In some cases, those differences are obvious: a big city versus a rural area, or a district relying on remote learning versus one that’s using a mix of remote and in-person classrooms. The idiosyncrasies of each district revealed to reporters compelling and unexpected elements inside the broader story.
For example, Washington, D.C., like many urban school districts, has held remote classes since March. So the Times reporter Abby Goodnough sought to examine the efforts being made to re-engage disaffected students. Much of Julie Bosman’s reporting in Wausau focused on how the district has toggled between remote and in-person learning because of a politically divided school board. In the Roosevelt Independent School District in Texas, remote learning wasn’t working, so the district scrapped it.
“You have to go to the classroom, or you have to go to a different district,” J. David Goodman, the reporter who covered Roosevelt, said.
Growing evidence bears out that school buildings are unlikely to seed coronavirus transmission when community spread is at moderate or low levels, provided that mitigation strategies, including adherence to social distancing and mask requirements, are implemented. Still, in-person schooling is not without risk, reporters found.
As the virus crept into all corners of the country last year, fears of infection took a more dominant hold in urban centers like San Diego, Philadelphia and Los Angeles, which have relied heavily on remote learning.
Jennifer Medina, who covered the Los Angeles Unified School District, said the issues plaguing it were emblematic of many urban districts with similar demographics.
“This just gets to the virus in general. There’s such a big divide of who’s feeling it and who isn’t,” said Ms. Medina, who lives in the city. “It’s so glaringly clear that the kids who need the most help have the least access to it.”
Yet Providence, where district students are predominantly poor and Latino, is an outlier. More than 70 percent of students returned to their classrooms this fall.
“I wanted to answer this question of why so many students came back in Providence when they didn’t in so many other cities,” Ms. Taylor said.
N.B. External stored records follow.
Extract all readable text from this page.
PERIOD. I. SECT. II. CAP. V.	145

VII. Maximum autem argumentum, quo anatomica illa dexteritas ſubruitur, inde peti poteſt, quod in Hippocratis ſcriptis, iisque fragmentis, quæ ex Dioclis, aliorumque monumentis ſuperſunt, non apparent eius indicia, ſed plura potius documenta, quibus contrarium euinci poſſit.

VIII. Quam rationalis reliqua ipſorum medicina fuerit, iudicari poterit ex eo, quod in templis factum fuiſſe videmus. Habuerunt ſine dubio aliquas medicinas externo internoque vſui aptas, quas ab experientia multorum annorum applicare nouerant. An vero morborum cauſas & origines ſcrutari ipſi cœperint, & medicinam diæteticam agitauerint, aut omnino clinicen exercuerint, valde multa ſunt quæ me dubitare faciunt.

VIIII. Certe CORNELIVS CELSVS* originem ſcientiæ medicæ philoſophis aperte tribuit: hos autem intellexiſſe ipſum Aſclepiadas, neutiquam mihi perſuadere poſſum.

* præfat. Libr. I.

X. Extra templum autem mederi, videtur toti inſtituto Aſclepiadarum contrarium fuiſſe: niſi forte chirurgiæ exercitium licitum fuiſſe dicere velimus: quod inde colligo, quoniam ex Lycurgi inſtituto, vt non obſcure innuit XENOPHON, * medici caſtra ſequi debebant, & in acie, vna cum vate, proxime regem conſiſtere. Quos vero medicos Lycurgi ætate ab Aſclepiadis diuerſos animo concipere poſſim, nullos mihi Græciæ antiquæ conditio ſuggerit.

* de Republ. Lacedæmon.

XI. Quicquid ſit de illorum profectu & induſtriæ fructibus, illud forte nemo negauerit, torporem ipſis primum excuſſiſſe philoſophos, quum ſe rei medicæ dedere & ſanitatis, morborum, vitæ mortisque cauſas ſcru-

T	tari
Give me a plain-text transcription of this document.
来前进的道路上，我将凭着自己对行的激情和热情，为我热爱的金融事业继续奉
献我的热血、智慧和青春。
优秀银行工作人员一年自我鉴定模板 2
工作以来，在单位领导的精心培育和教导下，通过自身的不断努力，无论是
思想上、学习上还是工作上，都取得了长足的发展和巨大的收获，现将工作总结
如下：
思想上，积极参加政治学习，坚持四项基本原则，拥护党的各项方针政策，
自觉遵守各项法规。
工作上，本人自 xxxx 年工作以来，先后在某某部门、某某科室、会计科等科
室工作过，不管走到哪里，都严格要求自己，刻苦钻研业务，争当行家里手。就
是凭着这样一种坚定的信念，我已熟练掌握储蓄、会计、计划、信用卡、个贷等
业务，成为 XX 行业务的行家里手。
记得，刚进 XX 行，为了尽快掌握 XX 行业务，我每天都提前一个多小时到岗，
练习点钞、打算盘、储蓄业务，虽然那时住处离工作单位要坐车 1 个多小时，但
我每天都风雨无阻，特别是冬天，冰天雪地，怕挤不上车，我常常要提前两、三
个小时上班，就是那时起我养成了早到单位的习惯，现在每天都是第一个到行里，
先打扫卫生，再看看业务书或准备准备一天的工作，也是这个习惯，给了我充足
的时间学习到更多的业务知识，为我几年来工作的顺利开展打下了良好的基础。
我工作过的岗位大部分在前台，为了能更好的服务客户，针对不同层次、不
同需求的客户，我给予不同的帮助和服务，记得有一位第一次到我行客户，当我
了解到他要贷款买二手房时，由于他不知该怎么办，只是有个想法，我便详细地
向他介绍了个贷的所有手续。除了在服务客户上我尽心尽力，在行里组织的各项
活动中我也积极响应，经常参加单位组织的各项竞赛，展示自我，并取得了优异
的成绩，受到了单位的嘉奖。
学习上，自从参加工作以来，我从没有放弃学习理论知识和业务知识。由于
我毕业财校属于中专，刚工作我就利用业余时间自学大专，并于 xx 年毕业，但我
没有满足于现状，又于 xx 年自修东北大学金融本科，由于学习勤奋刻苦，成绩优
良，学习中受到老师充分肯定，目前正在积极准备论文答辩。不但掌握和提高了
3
The answers, it turned out, were complex and multifaceted. And the task of determining what conclusions should be drawn was a feat all its own.
“No single piece explains what’s going on,” Mr. Dao said. “But if you look at them together, we hope you’ll get a clearer sense of how the nation as a whole is educating students in the pandemic.”
Although circumstances and solutions across school districts vary widely, a common reaction became apparent: an intractable worry about the long-term and, as of yet, unknown consequences the disruption of education will have on a generation of children.
“This isn’t the sort of thing that the moment classrooms open back up, everything is going to be back to normal,” Ms. Medina said. “This is going to have reverberations for years.”